I was expecting responses like yours. Thank you for wasting your time on your very useless post.
Hold your horses there.... I think Alvaro makes some good points, and altough they might not apply to you, nothing in your first post really pointed in the direction that you had any expierience in running real MMO Game Servers (well, I am still not convinced you are talking about real MMO Cluster Servers and not just game servers for normal multiplayer games, which can be worlds apart because of scaling).
Let alone that you have the time, expierience, large team, money or other resources needed to really be successfull with your MMO endgoal.
But I understand that this was not your question... just try to understand that you are number 193492398 in theline of people coming here asking questions about MMO development (and your question, in the end, was about that: "What language to choose (with the endgoal to use it for MMO development)"), with little to no expierience to show that they are capable on really reaching their lofty goal (again, you might be different, but your TO Post does not read like that). While I don't think Alvaros post was that helpful or answering your questions, he makes some valid points you should consider (and, if you think they don't apply to you, safely ignore).
To come back to your question: I am pretty sure for Game dev C++ will be the more popular choice than Java. I know there are enough people cheering for Java, there are Java engines out there and then there is Android development, but for raw performance C++ will certainly still beat Java.

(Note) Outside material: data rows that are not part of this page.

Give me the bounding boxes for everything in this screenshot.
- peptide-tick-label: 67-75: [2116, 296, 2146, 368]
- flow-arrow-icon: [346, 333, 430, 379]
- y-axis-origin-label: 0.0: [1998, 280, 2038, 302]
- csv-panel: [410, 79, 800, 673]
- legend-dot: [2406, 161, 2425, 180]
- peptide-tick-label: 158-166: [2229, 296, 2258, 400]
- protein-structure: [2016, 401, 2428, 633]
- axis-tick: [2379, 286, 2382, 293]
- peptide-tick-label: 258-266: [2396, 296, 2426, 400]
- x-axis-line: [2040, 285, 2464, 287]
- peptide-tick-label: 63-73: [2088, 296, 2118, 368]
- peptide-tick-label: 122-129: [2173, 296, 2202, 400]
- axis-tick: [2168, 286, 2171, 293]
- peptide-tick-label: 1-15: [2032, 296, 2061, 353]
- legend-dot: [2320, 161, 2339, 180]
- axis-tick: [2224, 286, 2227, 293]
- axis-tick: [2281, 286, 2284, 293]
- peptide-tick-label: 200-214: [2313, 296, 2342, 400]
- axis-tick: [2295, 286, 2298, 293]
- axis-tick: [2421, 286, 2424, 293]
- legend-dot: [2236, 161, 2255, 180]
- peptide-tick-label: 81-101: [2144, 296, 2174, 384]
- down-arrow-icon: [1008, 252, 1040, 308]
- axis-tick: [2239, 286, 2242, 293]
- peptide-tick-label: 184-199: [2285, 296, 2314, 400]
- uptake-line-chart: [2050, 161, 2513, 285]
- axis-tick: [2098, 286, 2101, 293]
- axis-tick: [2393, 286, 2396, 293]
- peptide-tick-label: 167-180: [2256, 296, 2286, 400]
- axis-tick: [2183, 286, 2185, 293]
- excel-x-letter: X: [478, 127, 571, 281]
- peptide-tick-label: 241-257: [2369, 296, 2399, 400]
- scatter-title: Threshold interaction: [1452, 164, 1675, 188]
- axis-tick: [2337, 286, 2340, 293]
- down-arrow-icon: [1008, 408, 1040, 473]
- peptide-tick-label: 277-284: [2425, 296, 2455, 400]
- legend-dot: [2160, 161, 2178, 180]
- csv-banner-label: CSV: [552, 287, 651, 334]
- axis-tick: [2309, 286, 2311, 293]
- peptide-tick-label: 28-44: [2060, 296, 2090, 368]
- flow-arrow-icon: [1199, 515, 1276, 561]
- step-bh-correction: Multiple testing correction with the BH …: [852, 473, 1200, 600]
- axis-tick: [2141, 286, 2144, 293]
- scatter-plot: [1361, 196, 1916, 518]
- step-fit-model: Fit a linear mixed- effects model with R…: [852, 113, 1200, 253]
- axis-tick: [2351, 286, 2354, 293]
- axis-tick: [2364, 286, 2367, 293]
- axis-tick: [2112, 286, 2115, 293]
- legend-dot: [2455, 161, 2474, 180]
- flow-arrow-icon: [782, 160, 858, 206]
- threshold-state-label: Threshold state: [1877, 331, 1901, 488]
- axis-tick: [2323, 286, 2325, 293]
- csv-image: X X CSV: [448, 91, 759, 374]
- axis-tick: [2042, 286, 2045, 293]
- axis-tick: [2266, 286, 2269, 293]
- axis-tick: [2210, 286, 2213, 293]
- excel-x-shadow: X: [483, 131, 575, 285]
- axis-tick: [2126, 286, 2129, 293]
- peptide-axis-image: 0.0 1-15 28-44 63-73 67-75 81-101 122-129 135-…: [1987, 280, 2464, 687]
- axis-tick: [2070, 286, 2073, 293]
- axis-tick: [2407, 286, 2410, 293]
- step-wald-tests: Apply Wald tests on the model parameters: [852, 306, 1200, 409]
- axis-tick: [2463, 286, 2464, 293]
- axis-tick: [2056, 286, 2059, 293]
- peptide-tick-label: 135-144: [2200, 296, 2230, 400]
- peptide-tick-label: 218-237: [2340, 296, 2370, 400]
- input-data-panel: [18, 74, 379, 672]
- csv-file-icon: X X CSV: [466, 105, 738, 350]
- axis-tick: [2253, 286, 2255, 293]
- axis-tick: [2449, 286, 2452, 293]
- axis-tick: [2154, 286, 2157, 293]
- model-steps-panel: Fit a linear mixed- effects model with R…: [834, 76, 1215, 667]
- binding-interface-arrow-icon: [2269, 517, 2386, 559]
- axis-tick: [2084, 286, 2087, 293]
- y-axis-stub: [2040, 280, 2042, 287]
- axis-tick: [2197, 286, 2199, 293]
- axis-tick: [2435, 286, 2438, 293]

If that is important to you, only you can answer.
As soon as your game is not using cutting edge graphics, is not very CPU intensive and performance hungry, the question about language becomes a moot one. Use whatever you feel comfortable with. If you have C++ expierience, continue with that. Java will give you not enough benefits over C++ to justify re-learning everything.... of course, learning a new language is an easy task as soon as you are an expierienced developer.

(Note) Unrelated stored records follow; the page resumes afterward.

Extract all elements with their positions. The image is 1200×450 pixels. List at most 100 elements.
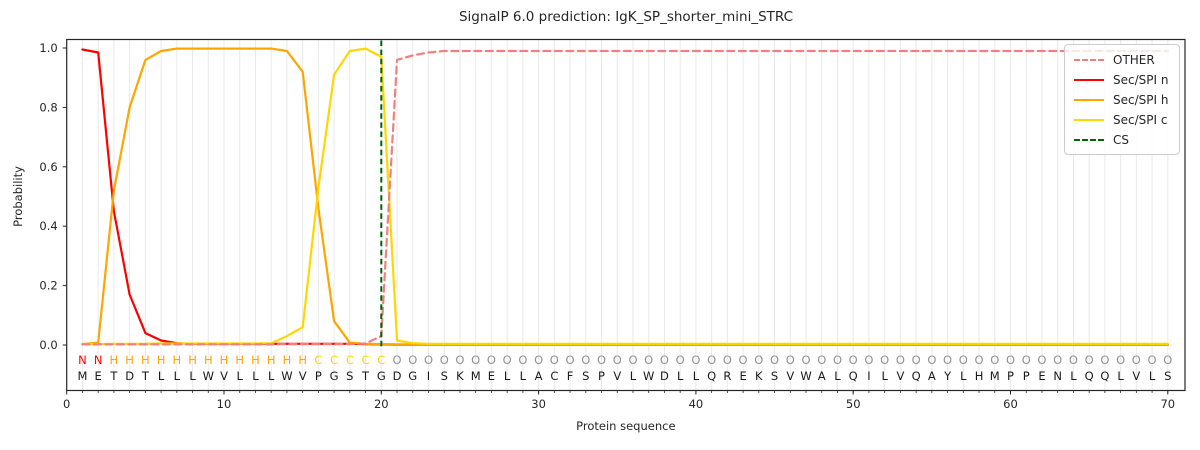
- region-label-letter: O: [943, 353, 952, 367]
- series-line-sec-spi-c: [81, 47, 1169, 346]
- region-label-letter: O: [660, 353, 669, 367]
- x-tick-label: 70: [1160, 397, 1175, 411]
- y-tick-label: 1.0: [39, 41, 57, 55]
- region-label-letter: H: [251, 353, 260, 367]
- sequence-letter: L: [158, 369, 165, 383]
- legend-item-cs: CS: [1074, 133, 1170, 147]
- region-label-letter: O: [644, 353, 653, 367]
- region-label-letter: O: [534, 353, 543, 367]
- sequence-letter: L: [237, 369, 244, 383]
- region-label-letter: O: [581, 353, 590, 367]
- sequence-letter: P: [598, 369, 605, 383]
- sequence-letter: L: [960, 369, 967, 383]
- y-tick-label: 0.2: [39, 279, 57, 293]
- region-label-letter: O: [1053, 353, 1062, 367]
- sequence-letter: G: [330, 369, 339, 383]
- sequence-letter: W: [800, 369, 811, 383]
- sequence-letter: P: [1007, 369, 1014, 383]
- x-tick-label: 20: [374, 397, 389, 411]
- sequence-letter: Q: [849, 369, 858, 383]
- region-label-letter: H: [172, 353, 181, 367]
- sequence-letter: S: [346, 369, 353, 383]
- region-label-letter: O: [597, 353, 606, 367]
- region-label-letter: O: [833, 353, 842, 367]
- sequence-letter: V: [613, 369, 621, 383]
- region-label-letter: O: [1132, 353, 1141, 367]
- region-label-letter: O: [1116, 353, 1125, 367]
- sequence-letter: L: [189, 369, 196, 383]
- region-label-letter: H: [110, 353, 119, 367]
- region-label-letter: O: [487, 353, 496, 367]
- y-tick-label: 0.6: [39, 160, 57, 174]
- sequence-letter: A: [818, 369, 826, 383]
- cs-dashed-line-sample: [1074, 138, 1104, 141]
- x-tick-label: 30: [531, 397, 546, 411]
- sequence-letter: D: [393, 369, 402, 383]
- y-tick-label: 0.0: [39, 338, 57, 352]
- x-tick-label: 50: [846, 397, 861, 411]
- sequence-letter: I: [427, 369, 430, 383]
- region-label-letter: H: [141, 353, 150, 367]
- region-label-letter: H: [157, 353, 166, 367]
- x-tick-label: 40: [689, 397, 704, 411]
- region-label-letter: H: [235, 353, 244, 367]
- x-tick-label: 60: [1003, 397, 1018, 411]
- sequence-letter: W: [203, 369, 214, 383]
- sequence-letter: W: [281, 369, 292, 383]
- sequence-letter: S: [771, 369, 778, 383]
- region-label-letter: H: [298, 353, 307, 367]
- sequence-letter: L: [520, 369, 527, 383]
- region-label-letter: O: [786, 353, 795, 367]
- sequence-letter: L: [174, 369, 181, 383]
- axes-border: [66, 38, 1186, 392]
- region-label-letter: O: [1069, 353, 1078, 367]
- legend-item-sec-spi-c: Sec/SPI c: [1074, 113, 1170, 127]
- sequence-letter: L: [1117, 369, 1124, 383]
- legend-label: Sec/SPI n: [1113, 72, 1169, 87]
- sequence-letter: R: [723, 369, 731, 383]
- sequence-letter: L: [1070, 369, 1077, 383]
- region-label-letter: N: [94, 353, 103, 367]
- region-label-letter: C: [330, 353, 338, 367]
- region-label-letter: N: [78, 353, 87, 367]
- sec-spi-n-line-sample: [1074, 78, 1104, 81]
- sequence-letter: C: [550, 369, 558, 383]
- region-label-letter: H: [125, 353, 134, 367]
- sequence-letter: K: [755, 369, 763, 383]
- sequence-letter: Q: [1100, 369, 1109, 383]
- region-label-letter: O: [550, 353, 559, 367]
- region-label-letter: O: [1085, 353, 1094, 367]
- sequence-letter: V: [1132, 369, 1140, 383]
- legend: OTHER Sec/SPI n Sec/SPI h Sec/SPI c CS: [1064, 44, 1180, 155]
- sequence-letter: L: [677, 369, 684, 383]
- sequence-letter: I: [867, 369, 870, 383]
- region-label-letter: H: [204, 353, 213, 367]
- region-label-letter: O: [927, 353, 936, 367]
- sequence-letter: M: [77, 369, 87, 383]
- region-label-letter: O: [754, 353, 763, 367]
- region-label-letter: O: [990, 353, 999, 367]
- other-dashed-line-sample: [1074, 58, 1104, 61]
- sec-spi-h-line-sample: [1074, 98, 1104, 101]
- region-label-letter: O: [707, 353, 716, 367]
- region-label-letter: O: [440, 353, 449, 367]
- sequence-letter: A: [928, 369, 936, 383]
- chart-title: SignalP 6.0 prediction: IgK_SP_shorter_m…: [458, 9, 794, 25]
- x-axis-label: Protein sequence: [576, 419, 675, 433]
- region-label-letter: O: [739, 353, 748, 367]
- legend-item-other: OTHER: [1074, 53, 1170, 67]
- sequence-letter: L: [504, 369, 511, 383]
- region-label-letter: O: [613, 353, 622, 367]
- sequence-letter: E: [739, 369, 746, 383]
- region-label-letter: C: [346, 353, 354, 367]
- sequence-letter: P: [315, 369, 322, 383]
- series-line-other: [81, 49, 1169, 346]
- sequence-letter: N: [1053, 369, 1062, 383]
- region-label-letter: O: [566, 353, 575, 367]
- sequence-letter: M: [990, 369, 1000, 383]
- region-label-letter: H: [267, 353, 276, 367]
- region-label-letter: O: [676, 353, 685, 367]
- region-label-letter: C: [314, 353, 322, 367]
- region-label-letter: H: [283, 353, 292, 367]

The question should be rather, what Middleware / Frameworks / Engines to use to prevent re-inventing the wheel. Of course, if you like to develop your own engine, have fun and do just that.

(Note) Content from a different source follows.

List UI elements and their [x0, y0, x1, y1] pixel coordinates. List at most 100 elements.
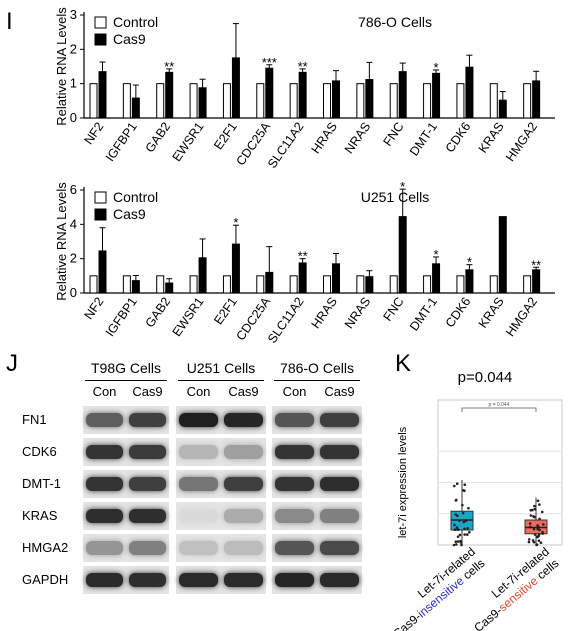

But its a lot of time and work for little to no gain, that will take you off track from your real goal: developing your game.
So I would suggest you really take a step back and ask yourself: "Do I want to develop an engine or a game?" .... for learning purposes, to become a good engineer and get some portfolio pieces and streetcred for an engineer position in a game studio, the first path certainly is a good one.
If your own game is your only real goal, get an existing engine, research a good Network middleware, and let other people do the low level plumbing for you. Especially with your lofty aspirations, developing all the necessary netcode and DB Stuff will take you years for no real gain over already existing solutions.
@Alvaro: gave you a +1 to even out the score as I don't think you deserve the downvote.